You must use the Sierra API to convert over the records that broke the 99KB MARC limit. This has to be done after the MRC conversion, because it uses those reports to find the records that had errors.
Edit the api2scsb.js file to point to the reports (if you're operating in ./data, you should be fine) and just run node api2scsb.js
. Make sure your Sierra API key file is set as well.

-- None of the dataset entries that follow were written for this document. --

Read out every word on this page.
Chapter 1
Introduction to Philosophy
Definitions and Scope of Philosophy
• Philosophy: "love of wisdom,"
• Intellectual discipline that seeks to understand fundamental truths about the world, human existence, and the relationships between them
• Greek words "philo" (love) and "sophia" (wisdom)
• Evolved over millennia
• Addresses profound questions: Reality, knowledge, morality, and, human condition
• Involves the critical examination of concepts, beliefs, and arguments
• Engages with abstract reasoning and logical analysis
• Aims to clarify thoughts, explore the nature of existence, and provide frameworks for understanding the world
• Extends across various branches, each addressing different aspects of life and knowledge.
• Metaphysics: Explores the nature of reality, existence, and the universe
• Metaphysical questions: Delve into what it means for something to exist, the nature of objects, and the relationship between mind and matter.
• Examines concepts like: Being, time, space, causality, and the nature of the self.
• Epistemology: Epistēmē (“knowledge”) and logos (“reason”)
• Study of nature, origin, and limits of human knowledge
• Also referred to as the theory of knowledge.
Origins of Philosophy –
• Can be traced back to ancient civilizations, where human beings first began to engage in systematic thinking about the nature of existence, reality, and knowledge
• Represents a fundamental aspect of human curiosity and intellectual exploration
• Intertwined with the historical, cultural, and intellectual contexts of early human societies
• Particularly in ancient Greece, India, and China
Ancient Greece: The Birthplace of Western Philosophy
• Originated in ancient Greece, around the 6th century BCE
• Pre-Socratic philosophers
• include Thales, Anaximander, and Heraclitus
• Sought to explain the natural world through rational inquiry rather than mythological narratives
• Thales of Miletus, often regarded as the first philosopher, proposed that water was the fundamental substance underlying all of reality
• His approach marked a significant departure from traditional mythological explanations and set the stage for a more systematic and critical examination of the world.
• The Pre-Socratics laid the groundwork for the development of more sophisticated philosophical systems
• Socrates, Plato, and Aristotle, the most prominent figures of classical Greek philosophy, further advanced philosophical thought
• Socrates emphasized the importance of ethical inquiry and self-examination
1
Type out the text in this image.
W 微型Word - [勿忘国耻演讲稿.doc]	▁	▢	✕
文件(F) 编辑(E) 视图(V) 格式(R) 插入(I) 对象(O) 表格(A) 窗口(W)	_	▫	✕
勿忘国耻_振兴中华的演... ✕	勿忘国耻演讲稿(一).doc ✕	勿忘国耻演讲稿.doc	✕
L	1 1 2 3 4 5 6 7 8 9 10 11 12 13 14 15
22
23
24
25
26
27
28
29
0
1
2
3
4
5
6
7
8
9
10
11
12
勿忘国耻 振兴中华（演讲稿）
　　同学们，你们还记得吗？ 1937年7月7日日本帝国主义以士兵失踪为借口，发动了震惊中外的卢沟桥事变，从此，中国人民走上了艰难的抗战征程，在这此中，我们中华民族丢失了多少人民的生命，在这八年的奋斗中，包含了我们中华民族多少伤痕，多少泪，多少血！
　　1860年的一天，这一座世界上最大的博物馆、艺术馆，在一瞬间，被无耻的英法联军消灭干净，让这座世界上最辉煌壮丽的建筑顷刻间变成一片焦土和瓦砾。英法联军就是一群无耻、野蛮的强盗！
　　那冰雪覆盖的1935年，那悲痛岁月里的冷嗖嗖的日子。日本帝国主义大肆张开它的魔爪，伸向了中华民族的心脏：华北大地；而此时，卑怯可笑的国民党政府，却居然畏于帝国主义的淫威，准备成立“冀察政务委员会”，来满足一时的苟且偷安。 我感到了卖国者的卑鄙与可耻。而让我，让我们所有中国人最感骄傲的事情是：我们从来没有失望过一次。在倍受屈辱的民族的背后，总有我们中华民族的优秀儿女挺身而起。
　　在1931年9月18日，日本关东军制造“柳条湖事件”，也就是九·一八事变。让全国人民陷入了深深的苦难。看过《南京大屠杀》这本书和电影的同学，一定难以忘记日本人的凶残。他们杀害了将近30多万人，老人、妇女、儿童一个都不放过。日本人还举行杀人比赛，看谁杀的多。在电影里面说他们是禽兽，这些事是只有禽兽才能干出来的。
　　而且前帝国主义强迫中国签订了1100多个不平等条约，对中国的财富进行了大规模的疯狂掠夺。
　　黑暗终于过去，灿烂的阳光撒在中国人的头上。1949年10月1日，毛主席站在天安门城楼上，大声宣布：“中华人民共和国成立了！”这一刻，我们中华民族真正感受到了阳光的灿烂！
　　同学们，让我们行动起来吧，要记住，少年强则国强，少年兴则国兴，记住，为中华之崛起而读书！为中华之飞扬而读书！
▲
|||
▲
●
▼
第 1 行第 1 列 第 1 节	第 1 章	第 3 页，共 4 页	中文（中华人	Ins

There are a number of errors that can occur and be reported in the log file, here is a list:
852 missing inumber
- an item's 852 feild is missing its subfield a
876 missing inumber
- '' 876
852|b missing
- missing subfield b location code
876|k missing
- missing subfield k location code
852 missing
- missing this field for an item
852 missing
- ''
Missing barcode: no 876|p
- missing the barcode from the item
Barcode not found in lookup file
- barcode in item not found int lookup file
Missing callnumber in items
- something went very wrong, no call number for an item
npm test
will run the test suite and also generate the example/test files found in test/examples/*.mrc
The resulting XML file will not be pretty printed but will be well formed with each <bibRecord>
on its own line terminated with a \n
:
<?xml version="1.0" ?>
<bibRecords>
<bibRecord><bib><owningInstitutionId>NYPL</owningInstitutionId>...
<bibRecord><bib><owningInstitutionId>NYPL</owningInstitutionId>...
<bibRecord><bib><owningInstitutionId>NYPL</owningInstitutionId>...
<bibRecord><bib><owningInstitutionId>NYPL</owningInstitutionId>...
...
</bibRecords>
This would allow someone to stream the file line-by-line to access all the records.